In the immediate future, I believe Free Market Capitalism will coexist and continue competing with State Capitalism and in time both will evolve to a system that primarily values and rewards skills. This is not the Socialist system where the proceeds go to the state or the Capitalist system where again the proceeds go to individual owners. (In both cases proceeds go to the providers of capital.) In the newly transformed Capitalism, the benefit will be shared between providers of capital and those of skill with capital taking the back seat.
Posted by PoliticAli at 5:31 PM 0 comments
Wednesday, February 8, 2012
Job Creation Contradicted
All election campaigns are fraught with contradictions. An enormous one I’ve noticed in this presidential contest relates to “job creation”. The point that the Republicans are trying to make is that, to cut unemployment we need less government since it is the private sector and not government that crates jobs. Government only interferes making it harder. So the mantra on the Right is “government can’t create jobs”. Having repeated this, with the next breath Governor Romney talks about all the jobs he created while Governor of Massachusetts and Speaker Gingrich takes credit for the jobs that he created while Speaker. Maybe I’m missing a point but, if while you were in government, under your leadership, jobs were created, then it is not much of a stretch to conclude that at least in your mind, governments do indeed create jobs. Very many, in fact, when you were in charge and even more when again you take the reigns.

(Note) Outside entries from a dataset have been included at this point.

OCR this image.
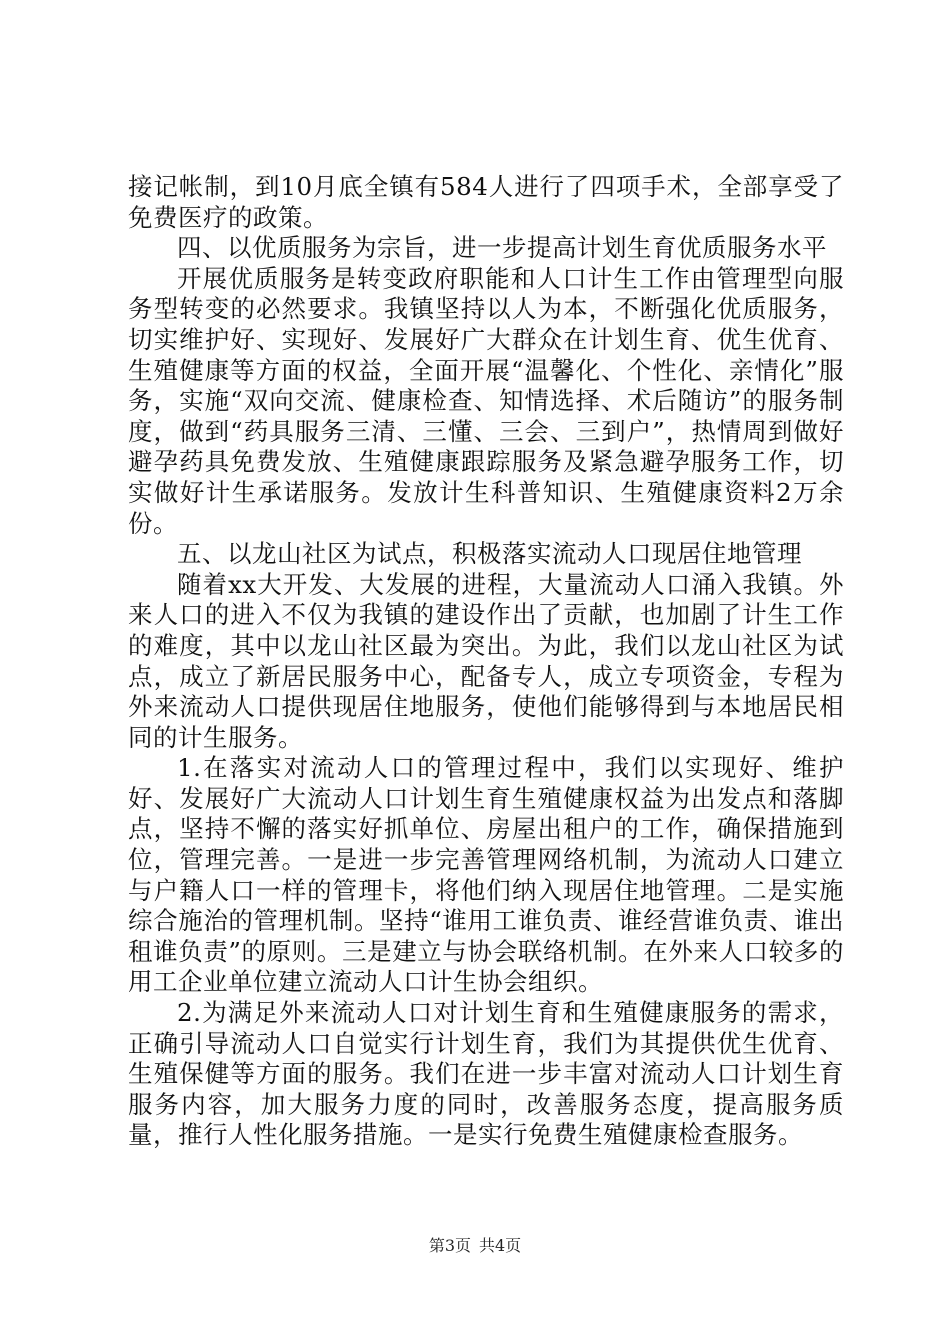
接记帐制，到10月底全镇有584人进行了四项手术，全部享受了免费医疗的政策。

四、以优质服务为宗旨，进一步提高计划生育优质服务水平

开展优质服务是转变政府职能和人口计生工作由管理型向服务型转变的必然要求。我镇坚持以人为本，不断强化优质服务，切实维护好、实现好、发展好广大群众在计划生育、优生优育、生殖健康等方面的权益，全面开展“温馨化、个性化、亲情化”服务，实施“双向交流、健康检查、知情选择、术后随访”的服务制度，做到“药具服务三清、三懂、三会、三到户”，热情周到做好避孕药具免费发放、生殖健康跟踪服务及紧急避孕服务工作，切实做好计生承诺服务。发放计生科普知识、生殖健康资料2万余份。

五、以龙山社区为试点，积极落实流动人口现居住地管理

随着xx大开发、大发展的进程，大量流动人口涌入我镇。外来人口的进入不仅为我镇的建设作出了贡献，也加剧了计生工作的难度，其中以龙山社区最为突出。为此，我们以龙山社区为试点，成立了新居民服务中心，配备专人，成立专项资金，专程为外来流动人口提供现居住地服务，使他们能够得到与本地居民相同的计生服务。

1.在落实对流动人口的管理过程中，我们以实现好、维护好、发展好广大流动人口计划生育生殖健康权益为出发点和落脚点，坚持不懈的落实好抓单位、房屋出租户的工作，确保措施到位，管理完善。一是进一步完善管理网络机制，为流动人口建立与户籍人口一样的管理卡，将他们纳入现居住地管理。二是实施综合施治的管理机制。坚持“谁用工谁负责、谁经营谁负责、谁出租谁负责”的原则。三是建立与协会联络机制。在外来人口较多的用工企业单位建立流动人口计生协会组织。

2.为满足外来流动人口对计划生育和生殖健康服务的需求，正确引导流动人口自觉实行计划生育，我们为其提供优生优育、生殖保健等方面的服务。我们在进一步丰富对流动人口计划生育服务内容，加大服务力度的同时，改善服务态度，提高服务质量，推行人性化服务措施。一是实行免费生殖健康检查服务。

第3页 共4页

My disappointment is not with the contradiction as much as with the media. When interviewing a candidate who makes contradictory statements, the interviewer doesn’t require that the contradiction be explained. In this case, does or does not the government create jobs and in either case, how? This would be called a “gotcha” question and the interviewer criticized by the proponents of the candidate for asking it. Unfortunately there is a tacit understanding that the interviewer will not ask tough questions of their interviewees for fear that if they do, no one will agree to be interviewed by them. So the politicians will continue spewing talking points no matter how contradictory without challenge.